SUNDAY BLOG:
Remember our old friend Larry the Lonesome Sockeye? In 1992, he was the single male sockeye salmon who managed to swim 900 miles from the mouth of the Columbia River to central Idaho's Redfish Lake.
Well he has a record number of "WILD" followers this year.
In 2012, a record run of more than 400,000 of the Columbia Basin's farthest-swimming salmon are expected to return, almost all of them wild fish bred in rivers and spawning lakes, not the hatcheries that produce most Northwest salmon.
According to The Columbian this week, Tuesday's count of 41,573 at Bonneville Dam was a record-high, topping Monday's count of 38,756. The old daily count record was 30,690 on June 24, 2010.
Since Bonneville Dam outside Portland, Ore., was built in 1938, there have been plenty of times there weren't 38,000 sockeye salmon swimming over the fish ladders in a whole year.
Things have been changing rapidly for the best even with the dams on the lower Columbia and Snake rivers intact -- and at Redfish Lake deep in the Sawtooth Mountains following efforts years ago to irradicate the sockeye run completely.
The Snake and lower Columbia river drainages are not the only places where Sockeye salmon are returning in record numbers. Sockeye cross nine dams to reach spawning grounds in northern Washington and Canada.
Biologists credit habitat improvements in the Okanagan Basin of northern Washington and Canada, improved dam operations, and favorable ocean conditions for the numbers. Okanagan sockeye swim more than 500 miles to spawn.

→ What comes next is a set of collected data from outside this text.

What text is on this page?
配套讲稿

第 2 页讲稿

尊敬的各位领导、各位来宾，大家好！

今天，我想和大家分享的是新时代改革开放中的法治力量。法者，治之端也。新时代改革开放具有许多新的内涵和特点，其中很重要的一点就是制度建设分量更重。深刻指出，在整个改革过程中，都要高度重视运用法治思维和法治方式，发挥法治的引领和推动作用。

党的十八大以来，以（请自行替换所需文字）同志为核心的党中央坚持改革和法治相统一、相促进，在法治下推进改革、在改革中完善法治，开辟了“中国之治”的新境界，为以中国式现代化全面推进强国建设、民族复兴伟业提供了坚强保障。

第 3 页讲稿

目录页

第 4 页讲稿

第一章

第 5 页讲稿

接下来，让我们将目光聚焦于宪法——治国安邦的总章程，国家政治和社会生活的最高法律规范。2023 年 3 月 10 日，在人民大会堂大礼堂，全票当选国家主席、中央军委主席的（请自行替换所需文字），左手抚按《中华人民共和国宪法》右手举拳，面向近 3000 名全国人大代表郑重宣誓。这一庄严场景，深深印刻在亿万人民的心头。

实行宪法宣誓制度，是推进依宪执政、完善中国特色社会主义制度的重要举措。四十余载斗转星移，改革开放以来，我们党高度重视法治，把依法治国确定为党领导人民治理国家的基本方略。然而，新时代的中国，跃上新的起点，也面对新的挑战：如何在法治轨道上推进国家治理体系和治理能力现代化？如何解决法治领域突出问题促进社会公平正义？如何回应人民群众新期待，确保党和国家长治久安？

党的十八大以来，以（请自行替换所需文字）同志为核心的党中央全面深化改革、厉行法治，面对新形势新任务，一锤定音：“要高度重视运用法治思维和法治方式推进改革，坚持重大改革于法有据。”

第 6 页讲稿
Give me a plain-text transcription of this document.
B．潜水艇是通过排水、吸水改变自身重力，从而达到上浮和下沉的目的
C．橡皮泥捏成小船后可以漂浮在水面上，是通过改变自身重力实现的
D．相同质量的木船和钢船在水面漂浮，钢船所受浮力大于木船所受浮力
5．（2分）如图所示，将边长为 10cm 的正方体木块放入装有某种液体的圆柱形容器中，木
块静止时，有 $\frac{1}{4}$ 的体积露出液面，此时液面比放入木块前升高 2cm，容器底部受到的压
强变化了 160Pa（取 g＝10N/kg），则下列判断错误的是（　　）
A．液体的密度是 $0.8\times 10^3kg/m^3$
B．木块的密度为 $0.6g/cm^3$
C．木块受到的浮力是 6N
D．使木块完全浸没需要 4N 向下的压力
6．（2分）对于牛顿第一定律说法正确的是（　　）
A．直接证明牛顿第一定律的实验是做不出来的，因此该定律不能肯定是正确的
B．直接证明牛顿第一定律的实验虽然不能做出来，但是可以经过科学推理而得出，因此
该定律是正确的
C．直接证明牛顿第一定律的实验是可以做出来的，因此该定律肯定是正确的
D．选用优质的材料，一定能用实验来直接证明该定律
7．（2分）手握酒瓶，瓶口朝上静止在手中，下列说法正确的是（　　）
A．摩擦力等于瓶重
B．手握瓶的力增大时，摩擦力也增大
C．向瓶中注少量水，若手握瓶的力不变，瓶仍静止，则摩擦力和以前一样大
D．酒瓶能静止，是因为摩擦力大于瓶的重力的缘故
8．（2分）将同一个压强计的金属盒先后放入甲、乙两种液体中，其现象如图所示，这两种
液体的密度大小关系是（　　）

Cindy LeFleur of the Washington Department of Fish and Wildlife, chair of the Columbia River Technical Advisory Committee, confirmed the record run told The Columbian the panel of scientists determined on Monday the sockeye run is on track to be the forecasted record of 462,000.
In the same story, Steve Smith, a Canby, Ore., fisheries consultant who works extensively with the Colville tribe, said "It's an exciting success story of water management and ever-improving passage over the dams." Smith credits more spill and surface bypass systems at the Columbia River dams have helped sockeye, just as chinook are benefitting.
The Canadians have helped as well. They changed the water levels in the Okanogan River reservoirs, balancing the flows and keeping them high enough to protect the eggs in the gravel.
Sockeye migrate through the lower Columbia in June and July, with the peak counts at Bonneville normally about July 1.They are an inland-origin fish, which needs rearing lakes in their natal watershed as part of their life cycle.
So dams and fish can and do co-exit. Fish and farming and logging can co-exist.....and fish and people can co-exist. That's good news to start July with.....very good news.